Diogo, apesar de tudo, adorou o chef, tanto que, quando está presente, chama a atenção à equipa, tendo em conta tudo aquilo que Ljubomir ensinou. “Foi de lamentar ter de vir uma pessoa de fora, porque aquilo que o chef disse, já eu tinha dito: ter de estar presente, de ter de me ajudar, de ter que tomar ele conta do central. É o posto de trabalho dele, não é o meu projeto de vida”, diz Domingas.

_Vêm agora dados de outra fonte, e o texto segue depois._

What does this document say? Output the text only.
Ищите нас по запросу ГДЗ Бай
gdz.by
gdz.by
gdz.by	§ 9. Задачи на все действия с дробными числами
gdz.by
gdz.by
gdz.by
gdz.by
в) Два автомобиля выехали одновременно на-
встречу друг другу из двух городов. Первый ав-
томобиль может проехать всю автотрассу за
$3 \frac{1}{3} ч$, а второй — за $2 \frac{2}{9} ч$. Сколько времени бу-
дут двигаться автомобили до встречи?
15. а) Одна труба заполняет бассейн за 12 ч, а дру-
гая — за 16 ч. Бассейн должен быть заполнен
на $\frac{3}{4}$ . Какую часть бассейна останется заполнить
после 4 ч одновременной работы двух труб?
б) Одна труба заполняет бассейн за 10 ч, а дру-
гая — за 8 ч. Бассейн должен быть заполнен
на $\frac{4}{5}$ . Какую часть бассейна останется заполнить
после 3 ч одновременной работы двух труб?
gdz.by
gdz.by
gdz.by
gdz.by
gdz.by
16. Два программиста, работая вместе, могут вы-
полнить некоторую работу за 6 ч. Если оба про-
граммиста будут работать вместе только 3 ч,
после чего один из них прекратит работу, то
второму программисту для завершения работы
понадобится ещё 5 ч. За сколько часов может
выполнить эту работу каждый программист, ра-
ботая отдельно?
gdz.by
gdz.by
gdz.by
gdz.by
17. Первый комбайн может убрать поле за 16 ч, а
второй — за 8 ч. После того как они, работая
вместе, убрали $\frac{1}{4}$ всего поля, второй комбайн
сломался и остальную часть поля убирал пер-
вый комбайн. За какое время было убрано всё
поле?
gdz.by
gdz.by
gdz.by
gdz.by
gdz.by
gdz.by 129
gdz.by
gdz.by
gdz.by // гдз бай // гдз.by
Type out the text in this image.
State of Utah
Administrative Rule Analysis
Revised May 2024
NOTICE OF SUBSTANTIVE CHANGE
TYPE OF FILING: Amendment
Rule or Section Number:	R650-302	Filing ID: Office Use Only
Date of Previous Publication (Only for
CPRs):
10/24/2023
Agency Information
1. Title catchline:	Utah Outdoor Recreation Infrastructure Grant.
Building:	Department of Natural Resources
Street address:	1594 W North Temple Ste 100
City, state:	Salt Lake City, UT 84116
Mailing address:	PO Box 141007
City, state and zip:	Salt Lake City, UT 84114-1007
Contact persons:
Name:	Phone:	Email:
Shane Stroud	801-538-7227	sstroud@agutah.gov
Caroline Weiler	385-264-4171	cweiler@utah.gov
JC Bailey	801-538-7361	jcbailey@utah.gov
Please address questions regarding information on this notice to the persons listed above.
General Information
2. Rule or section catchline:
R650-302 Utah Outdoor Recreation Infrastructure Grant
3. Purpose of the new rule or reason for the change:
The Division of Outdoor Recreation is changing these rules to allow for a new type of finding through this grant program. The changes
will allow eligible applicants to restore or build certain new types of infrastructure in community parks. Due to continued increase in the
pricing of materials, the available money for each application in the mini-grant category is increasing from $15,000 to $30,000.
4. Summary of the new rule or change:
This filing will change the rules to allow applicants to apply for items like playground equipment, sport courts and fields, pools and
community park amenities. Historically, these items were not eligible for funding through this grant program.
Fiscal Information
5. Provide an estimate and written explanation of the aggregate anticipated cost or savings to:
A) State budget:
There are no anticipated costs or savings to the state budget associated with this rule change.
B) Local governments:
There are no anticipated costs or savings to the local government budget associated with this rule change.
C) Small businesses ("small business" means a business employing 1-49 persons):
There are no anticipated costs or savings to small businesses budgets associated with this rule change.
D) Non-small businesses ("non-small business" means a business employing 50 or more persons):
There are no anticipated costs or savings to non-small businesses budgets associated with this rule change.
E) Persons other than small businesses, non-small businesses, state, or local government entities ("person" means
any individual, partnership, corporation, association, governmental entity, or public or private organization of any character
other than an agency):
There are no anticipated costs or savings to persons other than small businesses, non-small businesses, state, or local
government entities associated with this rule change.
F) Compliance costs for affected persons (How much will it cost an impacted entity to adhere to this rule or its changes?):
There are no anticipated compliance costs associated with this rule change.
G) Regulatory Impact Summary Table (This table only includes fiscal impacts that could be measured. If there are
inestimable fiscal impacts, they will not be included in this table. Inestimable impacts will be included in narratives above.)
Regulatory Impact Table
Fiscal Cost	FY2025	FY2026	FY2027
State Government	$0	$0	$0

Há facas novas, frigideiras novas, tábuas novas. A carta está diferente. Há pratos que já vêm da oferta antiga, mas outros que foram sugeridos por Ljubomir. O tempero das azeitonas mudou, uma das sopas também. Os ovos mexidos com farinheira mantiveram-se, mas agora com alho francês, como sugeriu o chef. Passa a haver tomatada de ovos, secretos e bochechas de porco na carta. O bacalhau à Brás já existia, mas agora numa versão bastante mais sustentável. “Era um prato nosso, mas ele ensinou-nos a fazê-lo de uma forma em que poupamos imensa luz, imenso azeite, por exemplo.”
Nas sobremesas, surgiram os doces conventuais. Na decoração, as paredes foram pintadas, os candeeiros trocados e foi colocado um armário novo de madeira. Também há novas toalhas de mesa.
A sala de espetáculos que lá existia desapareceu, porque ou se é um restaurante ou um espaço de entretenimento. Ainda assim, manteve-se o bar (separado por uma parede da zona de restauração), onde há snooker e tiro ao alvo. “Fiquei contente com a mudança”, diz Domingas.
“Sobrou sempre para mim”, diz numa alusão ao Central e ao restaurante que teve com o ex-marido. “Mas agora não sobra mais. Se não resultar — com a vinda do programa, com o empenho do Diogo e com a redução de pessoal que tivemos de fazer (tínhamos muitas pessoas para a faturação) — é mesmo para um dia mais tarde fecharmos a porta.”